JOMBOLA, a Malaysian sport, created by history teacher Sukdev Singh, was conceptualised in 2000 on a public tennis court in Taman Melawati, Kuala Lumpur.

Sukdev got the idea when he was unable to play tennis with his family as skateboarders had disrupted their game at the tennis court. He decided to head to a three-metre-high practice wall behind the court.

As he played, the ball kept landing in a jungle behind the practice wall. Sukdev and his family members spent more time looking for the ball than playing tennis.

Sukdev felt that it would be good to have a ball that did not bounce so much. It then took him four years to develop a ball, which is used today for the sport.

He said the inflated and solid balls were useless for the cause. Through trial and error, he managed to have a functional ball and racquet by 2006.

As a teacher at Sri Damesh School, Kuala Lumpur, Sukdev organised a game for boys and girls in 2009, which was well received by the students and called “Slamball” then.

1 The pioneers of Jombola (from left) Jason, Sukdev, JAM committee member Nyia See Thai and JAM vice-president Dr Wee Eng Hoe showing the ball and racquet used in the sport at the Tunku Abdul Rahman University College in KL.2 A student smashes the ball during a training session held at Kolej Vokasional Shah Alam in Batu Tiga Shah Alam.3. The Jombola racquets and balls with a cover for it. The racquet weighs 280g.4. There is a lot of interest from students who are eager to learn the game. — Photos by IBRAHIM MOHTAR and AZLINA ABDULLAH / The Star
A student smashes the ball during a training session held at Kolej Vokasional Shah Alam in Batu Tiga Shah Alam.

However, the name “Slamball” already existed so a new name had to be given.

Sukdev, now 60 and currently the Jombola Association Malaysia president, then came up with 10 names, of which five were shortlisted.

He asked a classroom of 14 students to choose the name in secret, hence the catchy name “Jombola” came about. Some claimed that it sounded like a Spanish name while others said it sounded Brazilian.

One student said it was similar to the name of the ball that had been used in the South Africa 2010 FIFA World Cup called “Jabulani”.
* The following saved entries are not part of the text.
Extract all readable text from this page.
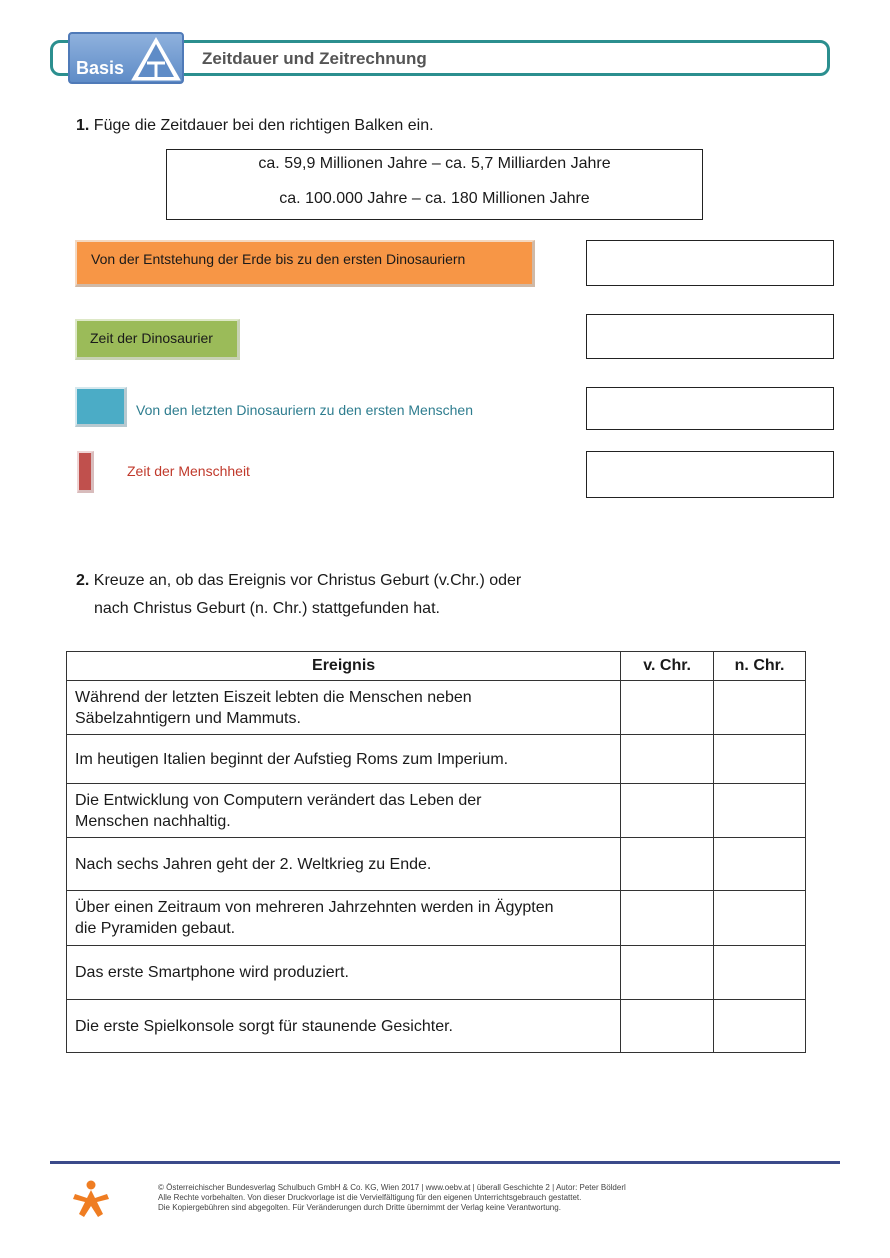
Basis	Zeitdauer und Zeitrechnung
1. Füge die Zeitdauer bei den richtigen Balken ein.
ca. 59,9 Millionen Jahre – ca. 5,7 Milliarden Jahre
ca. 100.000 Jahre – ca. 180 Millionen Jahre
Von der Entstehung der Erde bis zu den ersten Dinosauriern
Zeit der Dinosaurier
Von den letzten Dinosauriern zu den ersten Menschen
Zeit der Menschheit
2. Kreuze an, ob das Ereignis vor Christus Geburt (v.Chr.) oder
nach Christus Geburt (n. Chr.) stattgefunden hat.
Ereignis	v. Chr.	n. Chr.

Während der letzten Eiszeit lebten die Menschen neben
Säbelzahntigern und Mammuts.		

Im heutigen Italien beginnt der Aufstieg Roms zum Imperium.		

Die Entwicklung von Computern verändert das Leben der
Menschen nachhaltig.		

Nach sechs Jahren geht der 2. Weltkrieg zu Ende.		

Über einen Zeitraum von mehreren Jahrzehnten werden in Ägypten
die Pyramiden gebaut.		

Das erste Smartphone wird produziert.		

Die erste Spielkonsole sorgt für staunende Gesichter.		

© Österreichischer Bundesverlag Schulbuch GmbH & Co. KG, Wien 2017 | www.oebv.at | überall Geschichte 2 | Autor: Peter Bölderl
Alle Rechte vorbehalten. Von dieser Druckvorlage ist die Vervielfältigung für den eigenen Unterrichtsgebrauch gestattet.
Die Kopiergebühren sind abgegolten. Für Veränderungen durch Dritte übernimmt der Verlag keine Verantwortung.
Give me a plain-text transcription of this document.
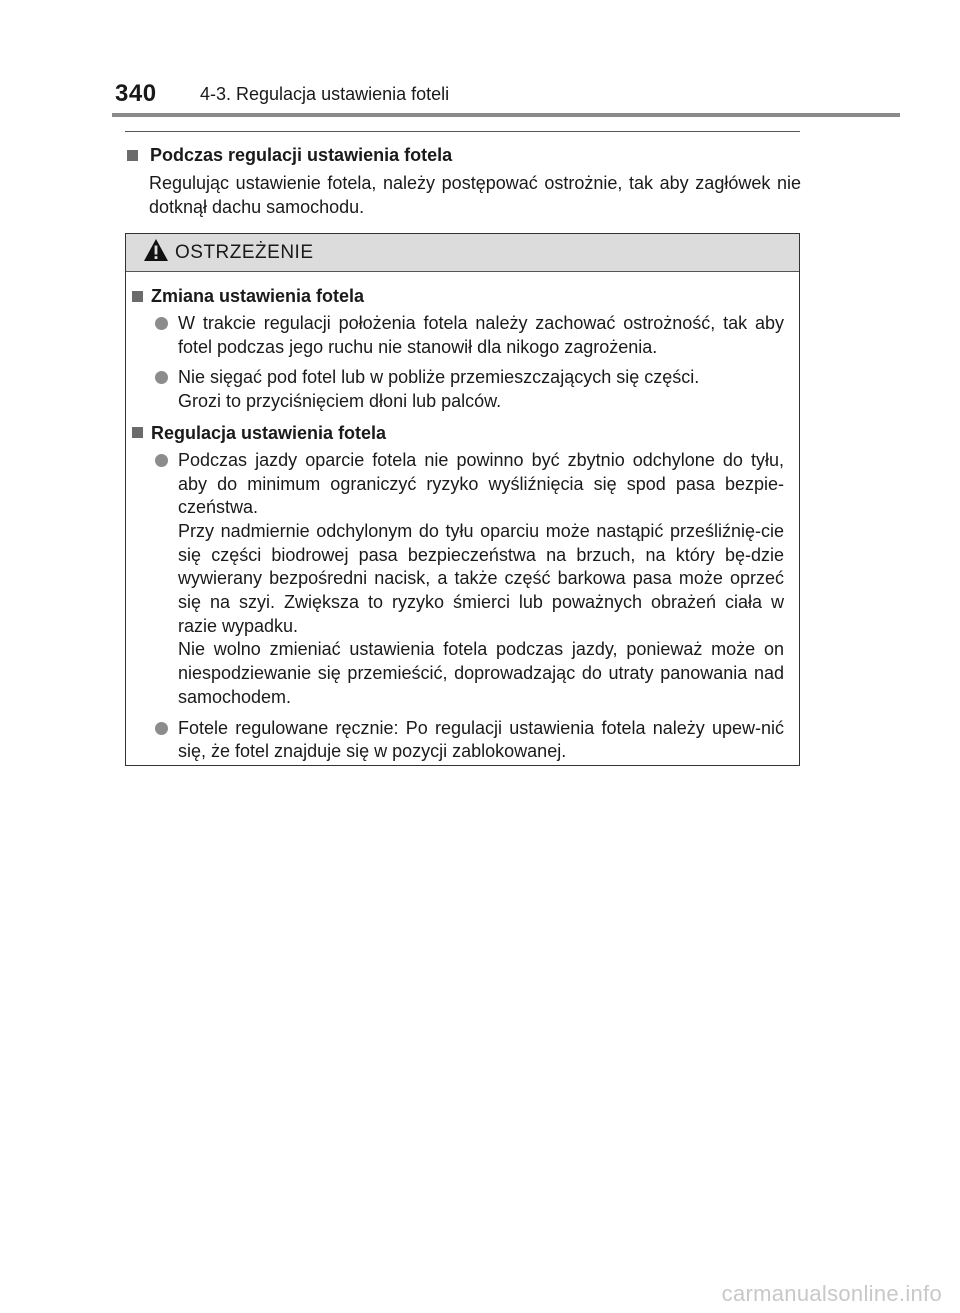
340 4-3. Regulacja ustawienia foteli
Podczas regulacji ustawienia fotela
Regulując ustawienie fotela, należy postępować ostrożnie, tak aby zagłówek nie dotknął dachu samochodu.
OSTRZEŻENIE
Zmiana ustawienia fotela
W trakcie regulacji położenia fotela należy zachować ostrożność, tak aby fotel podczas jego ruchu nie stanowił dla nikogo zagrożenia.
Nie sięgać pod fotel lub w pobliże przemieszczających się części.
Grozi to przyciśnięciem dłoni lub palców.
Regulacja ustawienia fotela
Podczas jazdy oparcie fotela nie powinno być zbytnio odchylone do tyłu, aby do minimum ograniczyć ryzyko wyśliźnięcia się spod pasa bezpie-czeństwa.
Przy nadmiernie odchylonym do tyłu oparciu może nastąpić prześliźnię-cie się części biodrowej pasa bezpieczeństwa na brzuch, na który bę-dzie wywierany bezpośredni nacisk, a także część barkowa pasa może oprzeć się na szyi. Zwiększa to ryzyko śmierci lub poważnych obrażeń ciała w razie wypadku.
Nie wolno zmieniać ustawienia fotela podczas jazdy, ponieważ może on niespodziewanie się przemieścić, doprowadzając do utraty panowania nad samochodem.
Fotele regulowane ręcznie: Po regulacji ustawienia fotela należy upew-nić się, że fotel znajduje się w pozycji zablokowanej.
carmanualsonline.info
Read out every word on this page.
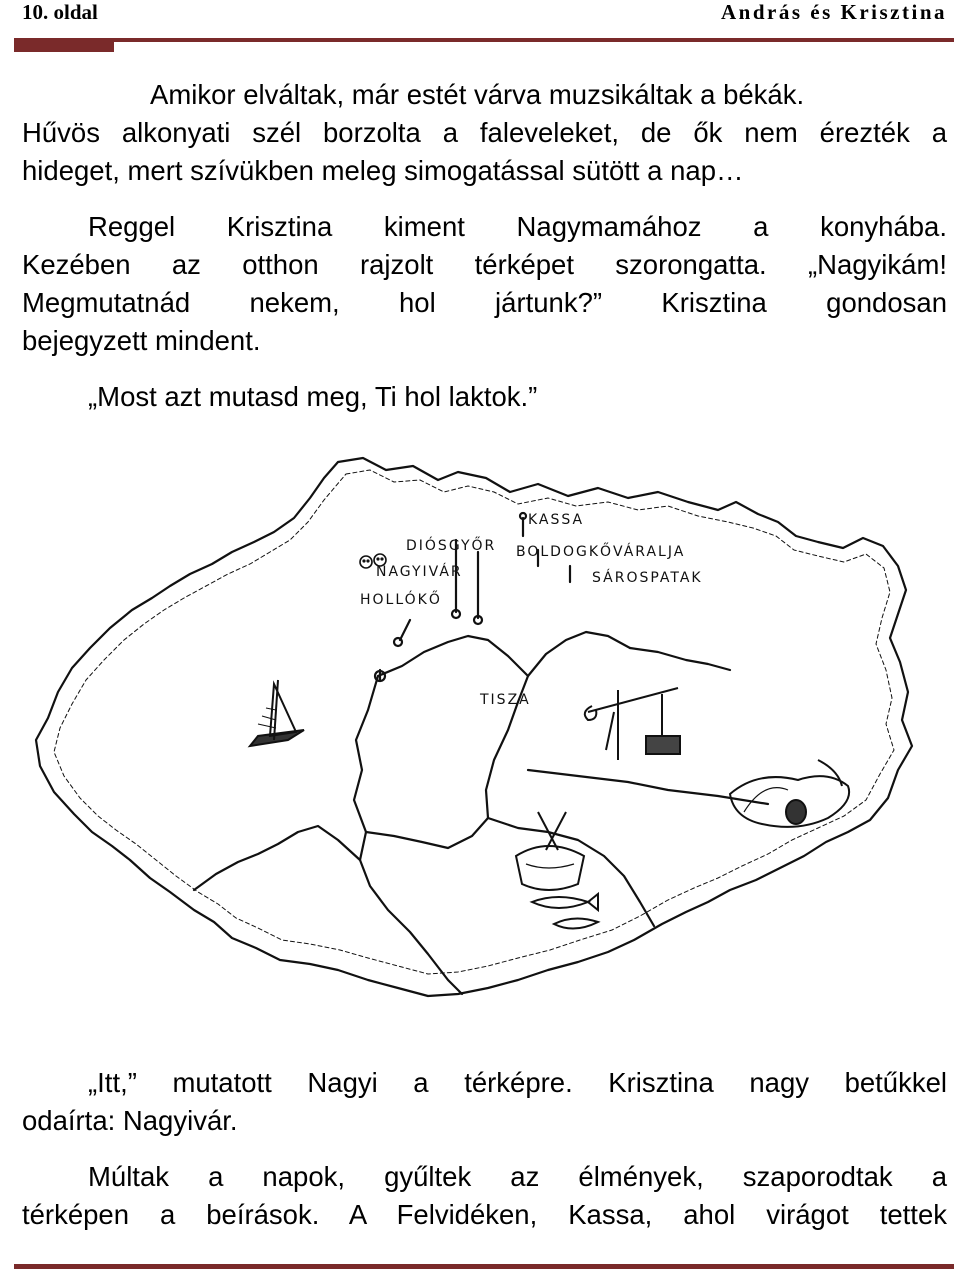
10. oldal	András és Krisztina
Amikor elváltak, már estét várva muzsikáltak a békák.
Hűvös alkonyati szél borzolta a faleveleket, de ők nem érezték a
hideget, mert szívükben meleg simogatással sütött a nap…
Reggel Krisztina kiment Nagymamához a konyhába.
Kezében az otthon rajzolt térképet szorongatta. „Nagyikám!
Megmutatnád nekem, hol jártunk?” Krisztina gondosan
bejegyzett mindent.
„Most azt mutasd meg, Ti hol laktok.”
DIÓSGYŐR
KASSA
BOLDOGKŐVÁRALJA
NAGYIVÁR	SÁROSPATAK
HOLLÓKŐ
TISZA
„Itt,” mutatott Nagyi a térképre. Krisztina nagy betűkkel
odaírta: Nagyivár.
Múltak a napok, gyűltek az élmények, szaporodtak a
térképen a beírások. A Felvidéken, Kassa, ahol virágot tettek
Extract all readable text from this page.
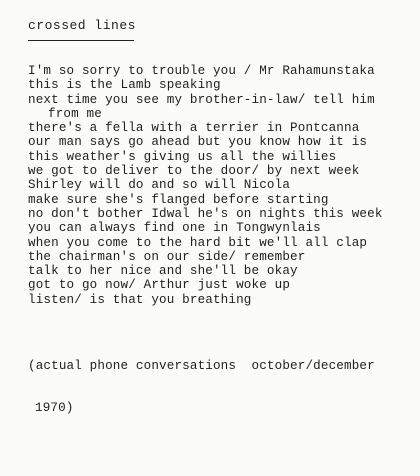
crossed lines
I'm so sorry to trouble you / Mr Rahamunstaka
this is the Lamb speaking
next time you see my brother-in-law/ tell him
from me
there's a fella with a terrier in Pontcanna
our man says go ahead but you know how it is
this weather's giving us all the willies
we got to deliver to the door/ by next week
Shirley will do and so will Nicola
make sure she's flanged before starting
no don't bother Idwal he's on nights this week
you can always find one in Tongwynlais
when you come to the hard bit we'll all clap
the chairman's on our side/ remember
talk to her nice and she'll be okay
got to go now/ Arthur just woke up
listen/ is that you breathing

(actual phone conversations  october/december

1970)
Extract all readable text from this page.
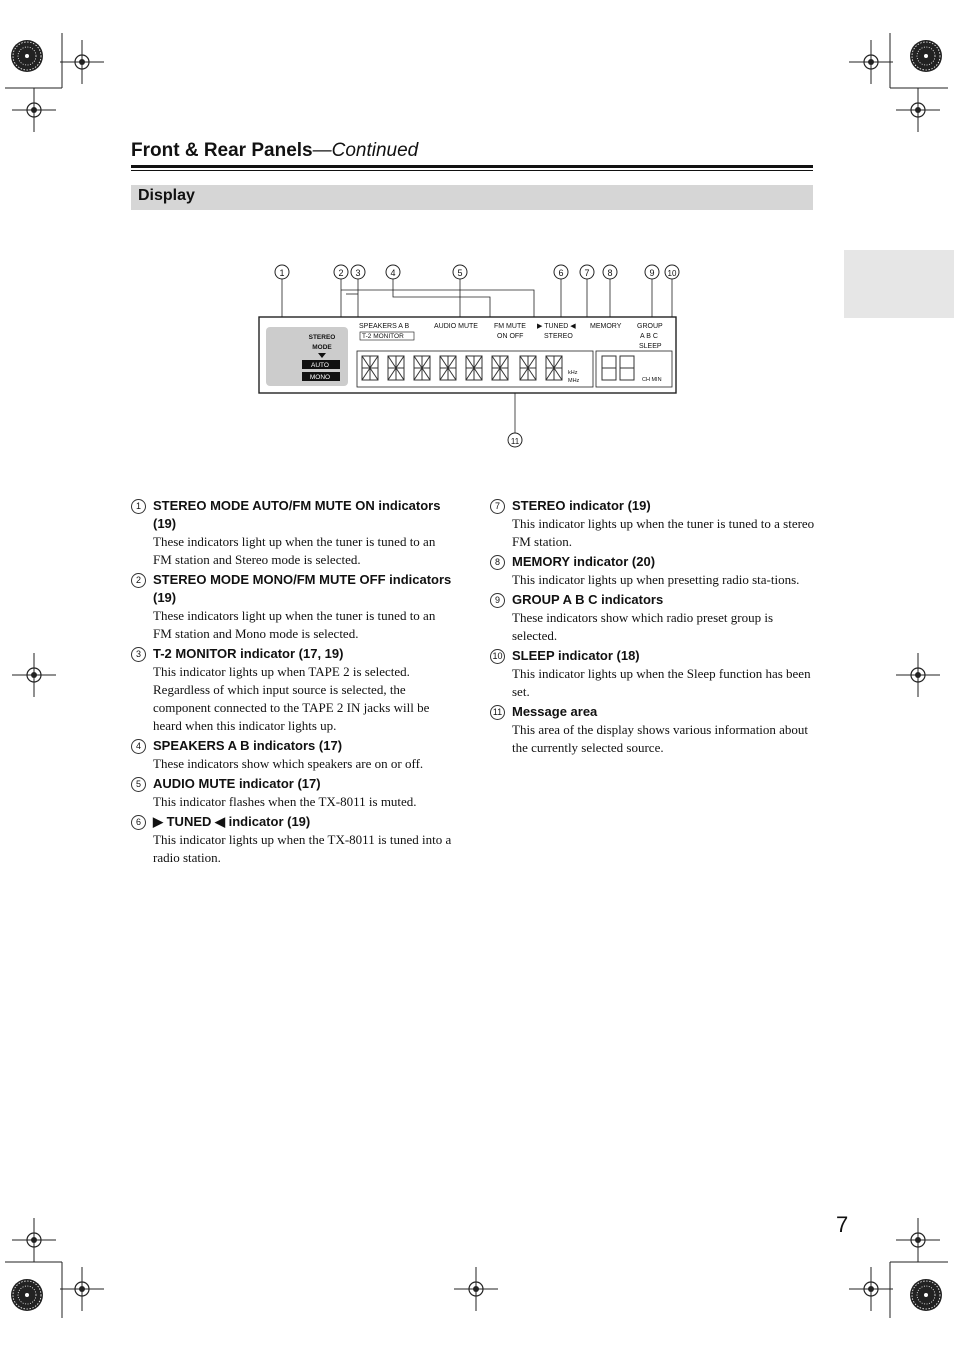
Front & Rear Panels—Continued
Display
1	2 3	4	5	6 7 8	9 10
11
STEREO
MODE
AUTO
MONO
SPEAKERS A B
T-2 MONITOR
AUDIO MUTE FM MUTE
ON OFF
▶ TUNED ◀
STEREO
MEMORY GROUP
A B C
SLEEP
kHz
MHz	CH MIN
1 STEREO MODE AUTO/FM MUTE ON indicators (19)
These indicators light up when the tuner is tuned to an FM station and Stereo mode is selected.
2 STEREO MODE MONO/FM MUTE OFF indicators (19)
These indicators light up when the tuner is tuned to an FM station and Mono mode is selected.
3 T-2 MONITOR indicator (17, 19)
This indicator lights up when TAPE 2 is selected. Regardless of which input source is selected, the component connected to the TAPE 2 IN jacks will be heard when this indicator lights up.
4 SPEAKERS A B indicators (17)
These indicators show which speakers are on or off.
5 AUDIO MUTE indicator (17)
This indicator flashes when the TX-8011 is muted.
6 ▶ TUNED ◀ indicator (19)
This indicator lights up when the TX-8011 is tuned into a radio station.
7 STEREO indicator (19)
This indicator lights up when the tuner is tuned to a stereo FM station.
8 MEMORY indicator (20)
This indicator lights up when presetting radio sta-tions.
9 GROUP A B C indicators
These indicators show which radio preset group is selected.
10 SLEEP indicator (18)
This indicator lights up when the Sleep function has been set.
11 Message area
This area of the display shows various information about the currently selected source.
7
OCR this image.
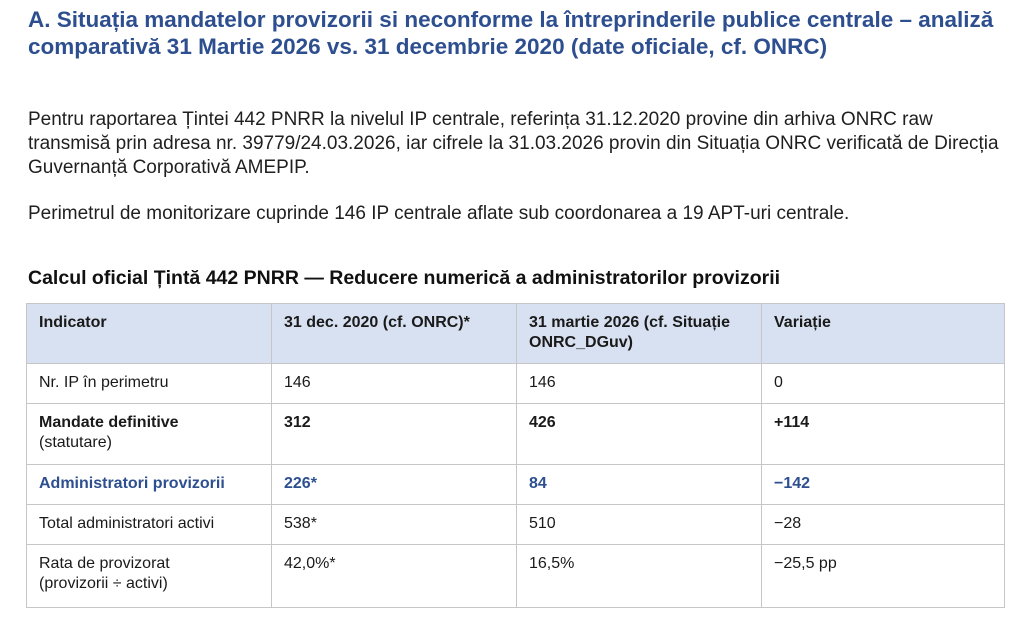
A. Situația mandatelor provizorii si neconforme la întreprinderile publice centrale – analiză comparativă 31 Martie 2026 vs. 31 decembrie 2020 (date oficiale, cf. ONRC)

Pentru raportarea Țintei 442 PNRR la nivelul IP centrale, referința 31.12.2020 provine din arhiva ONRC raw transmisă prin adresa nr. 39779/24.03.2026, iar cifrele la 31.03.2026 provin din Situația ONRC verificată de Direcția Guvernanță Corporativă AMEPIP.

Perimetrul de monitorizare cuprinde 146 IP centrale aflate sub coordonarea a 19 APT-uri centrale.

Calcul oficial Țintă 442 PNRR — Reducere numerică a administratorilor provizorii
Indicator	31 dec. 2020 (cf. ONRC)*	31 martie 2026 (cf. Situație ONRC_DGuv)	Variație
Nr. IP în perimetru	146	146	0
Mandate definitive
(statutare)	312	426	+114
Administratori provizorii	226*	84	−142
Total administratori activi	538*	510	−28
Rata de provizorat
(provizorii ÷ activi)	42,0%*	16,5%	−25,5 pp
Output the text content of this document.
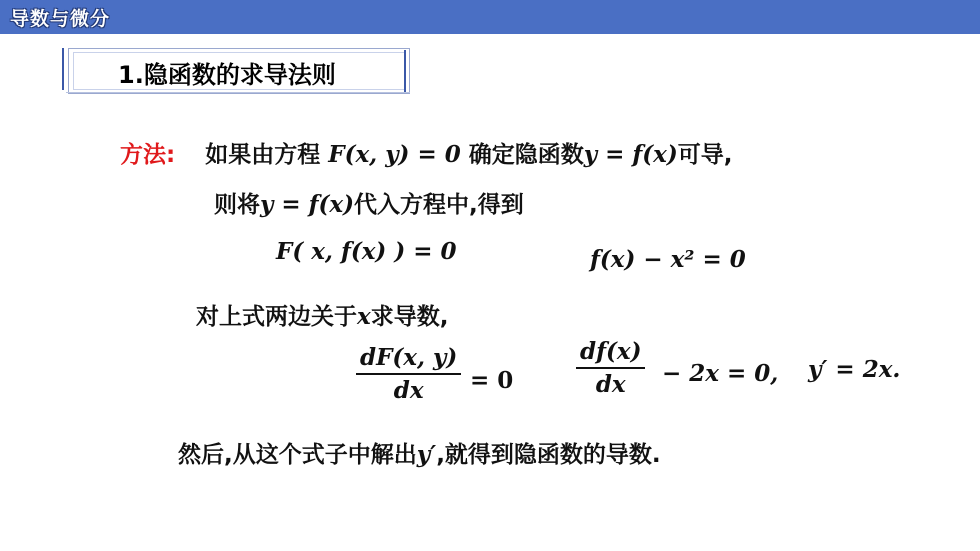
导数与微分
1.隐函数的求导法则
方法: 如果由方程 F(x, y) = 0 确定隐函数y = f(x)可导,
则将y = f(x)代入方程中,得到
F( x, f(x) ) = 0	f(x) − x² = 0
对上式两边关于x求导数,
$\frac{dF(x, y)}{dx} = 0$	$\frac{df(x)}{dx} - 2x = 0$, y′ = 2x.
然后,从这个式子中解出y′,就得到隐函数的导数.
Jombola is played on a badminton court using a high foam ball weighing 40g, a racquet (a longer version of a table tennis bat) made out of fibre weighing 280g and with a 1.3m-high net.

Combining the unique features of four popular games – tennis, badminton, squash and table tennis, Jombola can be played by people of all ages.

The Jombola racquets and balls with a cover for it. The fibre bat weighs 280 grams.
The Jombola racquets and balls with a cover for it. The racquet weighs 280g.

With support from the Youth and Sports Ministry and Education Ministry, the sport is being promoted among schoolchildren.

Currently, Jombola has been introduced to 30 schools in Kuala Lumpur and another 30 in Selangor, with special training courses for teachers since its inception.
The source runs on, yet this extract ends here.